Avis en a été donné aux avocats constitués qui ne s’y sont pas opposés.
Caroline ROSIO, Vice-Présidente, statuant en juge unique,
assistée de [K] PILATI, greffière, lors des débats et de Sylvie CAVALIE , greffière, lors de la mise à disposition
DÉBATS
A l’audience publique du 01 Avril 2025, avis a été donné aux avocats que le jugement serait rendu le 12 juin 2025 par mise à disposition au greffe.
JUGEMENT
Prononcé publiquement par mise à disposition au greffe
Contradictoire
En premier ressort
FAITS ET PROCÉDURE
Par acte notarié du 28 novembre 2022, Madame [K] [Z] [V] [W], Monsieur [E] [F] [I], Monsieur [S] [P] [D] [C] [I], Monsieur [D], [C] [I] et Madame [T] [L] [K] [N] [G] (ci-après désignés les consorts [I]) ont unilatéralement promis de vendre au prix de 635.000 euros le lot 81 correspondant à un appartement dans un ensemble immobilier sis [Adresse 3] à [Localité 15] à Madame [Y] [O] et Monsieur [J] [X] (ci-après désignés les époux [X]) qui ont accepté sous condition suspensive d’obtention d’au moins une offre de prêt d’un montant maximum de 515.000 euros remboursable en 20 ans maximum au taux maximal de 2,50 % l’an au plus tard le 31 janvier 2023. L’indemnité d’immobilisation a été fixée à 63.500 euros et l’expiration du délai d’option au 03 mars 2023. Les époux [X] s’obligeaient à verser en séquestre une somme de 31.750 euros entre les mains de [R] [A], comptable en l’étude de Maître [H], notaire rédacteur de l’acte, au plus tard dans les dix jours de la promesse unilatérale de vente.
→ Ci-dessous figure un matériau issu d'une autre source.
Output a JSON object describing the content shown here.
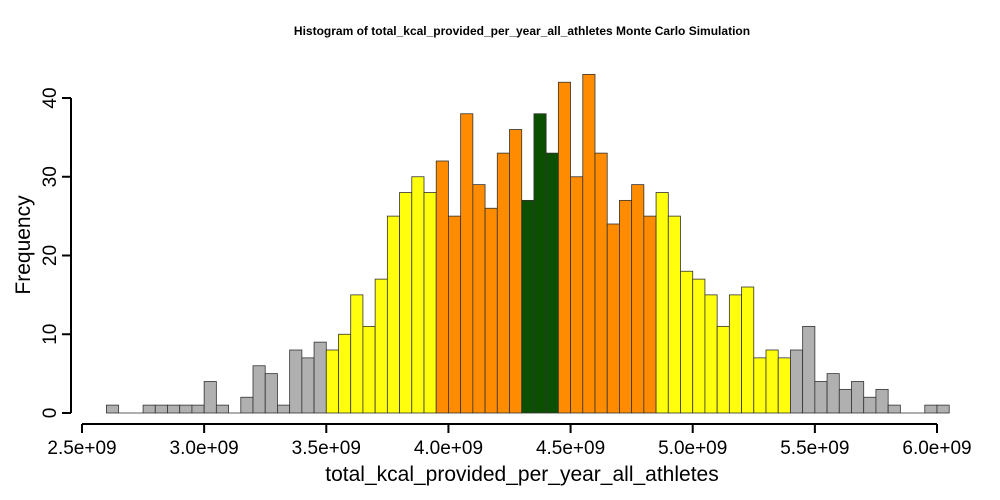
{
  "chart_data": {
    "type": "bar",
    "title": "Histogram of  total_kcal_provided_per_year_all_athletes  Monte Carlo Simulation",
    "xlabel": "total_kcal_provided_per_year_all_athletes",
    "ylabel": "Frequency",
    "xlim": [
      2500000000,
      6000000000
    ],
    "ylim": [
      0,
      40
    ],
    "bin_width": 50000000,
    "bin_start": 2600000000,
    "x_ticks": [
      2500000000,
      3000000000,
      3500000000,
      4000000000,
      4500000000,
      5000000000,
      5500000000,
      6000000000
    ],
    "x_tick_labels": [
      "2.5e+09",
      "3.0e+09",
      "3.5e+09",
      "4.0e+09",
      "4.5e+09",
      "5.0e+09",
      "5.5e+09",
      "6.0e+09"
    ],
    "y_ticks": [
      0,
      10,
      20,
      30,
      40
    ],
    "y_tick_labels": [
      "0",
      "10",
      "20",
      "30",
      "40"
    ],
    "values": [
      1,
      0,
      0,
      1,
      1,
      1,
      1,
      1,
      4,
      1,
      0,
      2,
      6,
      5,
      1,
      8,
      7,
      9,
      8,
      10,
      15,
      11,
      17,
      25,
      28,
      30,
      28,
      32,
      25,
      38,
      29,
      26,
      33,
      36,
      27,
      38,
      33,
      42,
      30,
      43,
      33,
      24,
      27,
      29,
      25,
      28,
      25,
      18,
      17,
      15,
      11,
      15,
      16,
      7,
      8,
      7,
      8,
      11,
      4,
      5,
      3,
      4,
      2,
      3,
      1,
      0,
      0,
      1,
      1
    ],
    "colors": {
      "tail": "#b0b0b0",
      "outer": "#ffff0d",
      "inner": "#ff8c00",
      "center": "#0a5000"
    },
    "bin_colors": [
      "tail",
      "tail",
      "tail",
      "tail",
      "tail",
      "tail",
      "tail",
      "tail",
      "tail",
      "tail",
      "tail",
      "tail",
      "tail",
      "tail",
      "tail",
      "tail",
      "tail",
      "tail",
      "outer",
      "outer",
      "outer",
      "outer",
      "outer",
      "outer",
      "outer",
      "outer",
      "outer",
      "inner",
      "inner",
      "inner",
      "inner",
      "inner",
      "inner",
      "inner",
      "center",
      "center",
      "center",
      "inner",
      "inner",
      "inner",
      "inner",
      "inner",
      "inner",
      "inner",
      "inner",
      "outer",
      "outer",
      "outer",
      "outer",
      "outer",
      "outer",
      "outer",
      "outer",
      "outer",
      "outer",
      "outer",
      "tail",
      "tail",
      "tail",
      "tail",
      "tail",
      "tail",
      "tail",
      "tail",
      "tail",
      "tail",
      "tail",
      "tail",
      "tail"
    ]
  }
}
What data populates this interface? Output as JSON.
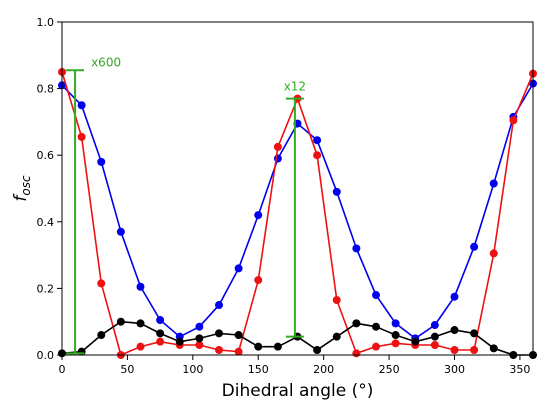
{
  "chart_data": {
    "type": "line",
    "xlabel": "Dihedral angle (°)",
    "ylabel_main": "f",
    "ylabel_sub": "osc",
    "xlim": [
      0,
      360
    ],
    "ylim": [
      0,
      1.0
    ],
    "xticks": [
      0,
      50,
      100,
      150,
      200,
      250,
      300,
      350
    ],
    "yticks": [
      0.0,
      0.2,
      0.4,
      0.6,
      0.8,
      1.0
    ],
    "ytick_labels": [
      "0.0",
      "0.2",
      "0.4",
      "0.6",
      "0.8",
      "1.0"
    ],
    "grid": false,
    "x": [
      0,
      15,
      30,
      45,
      60,
      75,
      90,
      105,
      120,
      135,
      150,
      165,
      180,
      195,
      210,
      225,
      240,
      255,
      270,
      285,
      300,
      315,
      330,
      345,
      360
    ],
    "series": [
      {
        "color": "#0000ee",
        "values": [
          0.81,
          0.75,
          0.58,
          0.37,
          0.205,
          0.105,
          0.055,
          0.085,
          0.15,
          0.26,
          0.42,
          0.59,
          0.695,
          0.645,
          0.49,
          0.32,
          0.18,
          0.095,
          0.05,
          0.09,
          0.175,
          0.325,
          0.515,
          0.715,
          0.815
        ]
      },
      {
        "color": "#ee1111",
        "values": [
          0.85,
          0.655,
          0.215,
          0.0,
          0.025,
          0.04,
          0.03,
          0.03,
          0.015,
          0.01,
          0.225,
          0.625,
          0.77,
          0.6,
          0.165,
          0.005,
          0.025,
          0.035,
          0.03,
          0.03,
          0.015,
          0.015,
          0.305,
          0.705,
          0.845
        ]
      },
      {
        "color": "#000000",
        "values": [
          0.005,
          0.01,
          0.06,
          0.1,
          0.095,
          0.065,
          0.04,
          0.05,
          0.065,
          0.06,
          0.025,
          0.025,
          0.055,
          0.015,
          0.055,
          0.095,
          0.085,
          0.06,
          0.04,
          0.055,
          0.075,
          0.065,
          0.02,
          0.0,
          0.0
        ]
      }
    ],
    "annotations": [
      {
        "label": "x600",
        "x": 10,
        "y_low": 0.005,
        "y_high": 0.855,
        "color": "#33aa22"
      },
      {
        "label": "x12",
        "x": 178,
        "y_low": 0.055,
        "y_high": 0.77,
        "color": "#33aa22"
      }
    ]
  }
}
L’option n’a pas été levée et la somme séquestrée n’a pas été versée entre les mains du comptable de Maître [U].
Par lettre recommandée avec accusé de réception du 10 février 2023, les consorts [I] ont mis en demeure les époux [X] de leur justifier sous quinzaine de l’obtention ou de la non obtention de leur financement.
Par lettre recommandée avec accusé de réception du 23 février 2023, les époux [X] ont adressé aux consorts [I] une lettre de refus de demande de prêt immobilier d’un montant de 590.150 euros sur une durée de 240 mois émanant du LCL datée du 20 février 2023.
Par exploits des 20 octobre 2023, les consorts [I] ont assigné les époux [X] devant le tribunal de céans aux fins, au visa des articles 1103, 1104, 1231-1 et 1304-3 du code civil ainsi que des articles 696 et 700 du code de procédure civile, de :
Condamner conjointement et solidairement Madame et Monsieur [X] à payer aux consorts [I] l’intégralité de l’indemnité d’immobilisation, soit la somme de 63.500 euros, avec intérêt au taux légal à compter du 20 février 2023 ;Condamner conjointement et solidairement Madame et Monsieur [X] à payer aux consorts [I] la somme de 30.000 euros à titre d’indemnisation du préjudice subi par les consorts [I] du fait de l’absence d’exécution de la promesse unilatérale de vente par les époux [X] ;Condamner conjointement et solidairement Madame et Monsieur [X] à payer aux consorts [I] la somme de 5.000 euros par application de l’article 700 du code de procédure civile ainsi qu’aux entiers dépens ;Ordonner l’exécution provisoire de la décision à intervenir.
Les époux [X] ont constitué avocat le 9 novembre 2023 mais n’ont pas conclu.
L’ordonnance de clôture a été rendue le 20 janvier 2025 et l’audience de plaidoiries fixée au 1er avril suivant.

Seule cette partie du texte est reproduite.